A Jaime Sebastián
El niño, de la mano de su abuelo, se acomoda en el asiento de delante y
se dedica a mirar a dos hombres negros, perdón, ya sé que debería decir de
color, o afroamericanos, o algo semejante, pero lo cierto es que el niño los
mira porque son negros, le parecen raros y es lo más interesante que ve después
de todo una interminable mañana en el cole. Bueno, es lo más interesante que ve
después del moco que acaba de sacarse y que está a punto de comerse cuando su
abuelo le atiza un manotazo y el séptimo pasajero sale disparado al cristal de
salida de emergencia, un moco listo pienso automáticamente, pero luego soy
consciente de la idiotez que se me ha pasado por la cabeza y me siento infeliz
por un segundo, un segundo fugaz, porque el niño, perdido el moco y el interés
por las minorías étnicas, me está mirando a mí, con la misma curiosidad
indecente de la que ya ha hecho gala antes. No soy de los que confraternizan
con los mocosos, porque sé por experiencia propia lo pesados que se ponen si
les das confianza, que lo mismo te vomitan encima que te impregnan de un
asqueroso e inconfundible eau de la merde,
pero tampoco he desarrollado la imprescindible virtud de la total indiferencia
y el imberbe lo nota, lo aprovecha y me echa un pulso verbal:
-Pero, pero, a ver cómo lo digo, había uno en la luna, muy blanco, y
bajaba, bajaba hasta la tierra, de golpe, zas, y era muy feo y daba un susto, y
con sus manos tiraba rayos desde las nubes, zas, zas.
Me mira preocupado, como esperando una opinión certera sobre su
interesante disertación acerca de la fealdad del mundo, pero, antes de que
pueda decirle dos frescas y aterrorizarle más, por muy pocos segundos de
antelación, tercia su querido abuelito y le cuenta a una búlgara muy receptiva
que el chico duerme mal porque vio hace unas lunas una película de ataque
alienígena y destrucción de la tierra, y ahora no para de mirar al cielo y
hablar de fantasmas.
-Es que es muy influenciable el angelito. Cuántas veces te he dicho que
los fantasmas no existen y que solo son inventos de la televisión… Y tú dale
que dale con tus fantasías y tus miedos. Así que tranquilito, que no va a pasar
nada.
El niño no parece muy convencido. De hecho vuelve a mirar al cielo, fija
su atención en una nube y da signos de una gran desconfianza hacia los
habitantes del espacio exterior. Me mira otra vez y vuelve a retarme con sus
argucias verbales:
-Pe, pero, en el cielo hay nubes, y los fantasmas estaban escondidos
detrás, y luego salían con sus naves y lanzaban rayos, zas, y uno era feísimo,
muy raro, y quemaba las casas de la gente con fuegos y tiros, zas zas.

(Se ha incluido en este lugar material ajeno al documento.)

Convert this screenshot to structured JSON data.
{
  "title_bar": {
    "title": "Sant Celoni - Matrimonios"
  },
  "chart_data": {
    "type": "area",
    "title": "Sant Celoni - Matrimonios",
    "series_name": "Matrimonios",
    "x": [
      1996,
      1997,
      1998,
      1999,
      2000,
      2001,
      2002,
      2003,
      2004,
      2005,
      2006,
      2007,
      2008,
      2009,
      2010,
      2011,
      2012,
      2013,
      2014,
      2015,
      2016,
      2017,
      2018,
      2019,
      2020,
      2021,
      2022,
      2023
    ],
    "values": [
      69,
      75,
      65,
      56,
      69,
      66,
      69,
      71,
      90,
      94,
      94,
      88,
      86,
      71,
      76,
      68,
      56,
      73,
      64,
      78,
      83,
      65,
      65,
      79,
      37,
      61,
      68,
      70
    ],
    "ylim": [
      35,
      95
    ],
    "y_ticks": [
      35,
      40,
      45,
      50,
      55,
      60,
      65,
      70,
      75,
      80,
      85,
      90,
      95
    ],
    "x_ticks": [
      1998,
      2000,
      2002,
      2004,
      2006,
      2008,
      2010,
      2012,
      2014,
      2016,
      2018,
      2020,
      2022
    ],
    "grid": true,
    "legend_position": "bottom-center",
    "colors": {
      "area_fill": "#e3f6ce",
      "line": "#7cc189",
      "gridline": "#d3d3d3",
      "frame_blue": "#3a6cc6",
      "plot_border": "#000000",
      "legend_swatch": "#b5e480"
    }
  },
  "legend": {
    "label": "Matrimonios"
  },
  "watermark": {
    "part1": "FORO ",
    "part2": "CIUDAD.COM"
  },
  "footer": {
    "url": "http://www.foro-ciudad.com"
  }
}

Llegado a este punto, el niño se queda callado y mirándome con atención,
como si yo tuviera que entender su obsesión televisiva y psicoanalizarle a tan
tierna edad, pero lo cierto es que no quiero entender nada de lo que me cuenta,
y me parece una víctima más, fuera de horario, de la guerra de los mundos de
Wells. Podría tranquilizarlo, pero no me da la gana, que la verdad verdadera de
este asunto es que a esta influenciable criatura le han dejado ver la tele
cuando no debía hacerlo y su trauma se lo debe a sus padres y cuidadores, no al
sistema en sí, que si le dejan ver, por ejemplo, las noticias de economía y
llega a salir De Guindos a lo mejor ya no tendría remedio de por vida, y no
digo nada si se llega a topar con la Cospedal, un shock tóxico le hubiera
diezmado las neuronas dejándole una capacidad mental del diez por ciento, así
que pienso que ha tenido suerte y no está tan mal para la desgracia que pudiera
haber sido. Vocalizando bien, para que me entienda a la primera, le digo
bajito, como si fuera un secreto, que hay más fantasmas fuera de la tele que
dentro, y para demostrárselo le saco la lengua y, zas, desaparezco.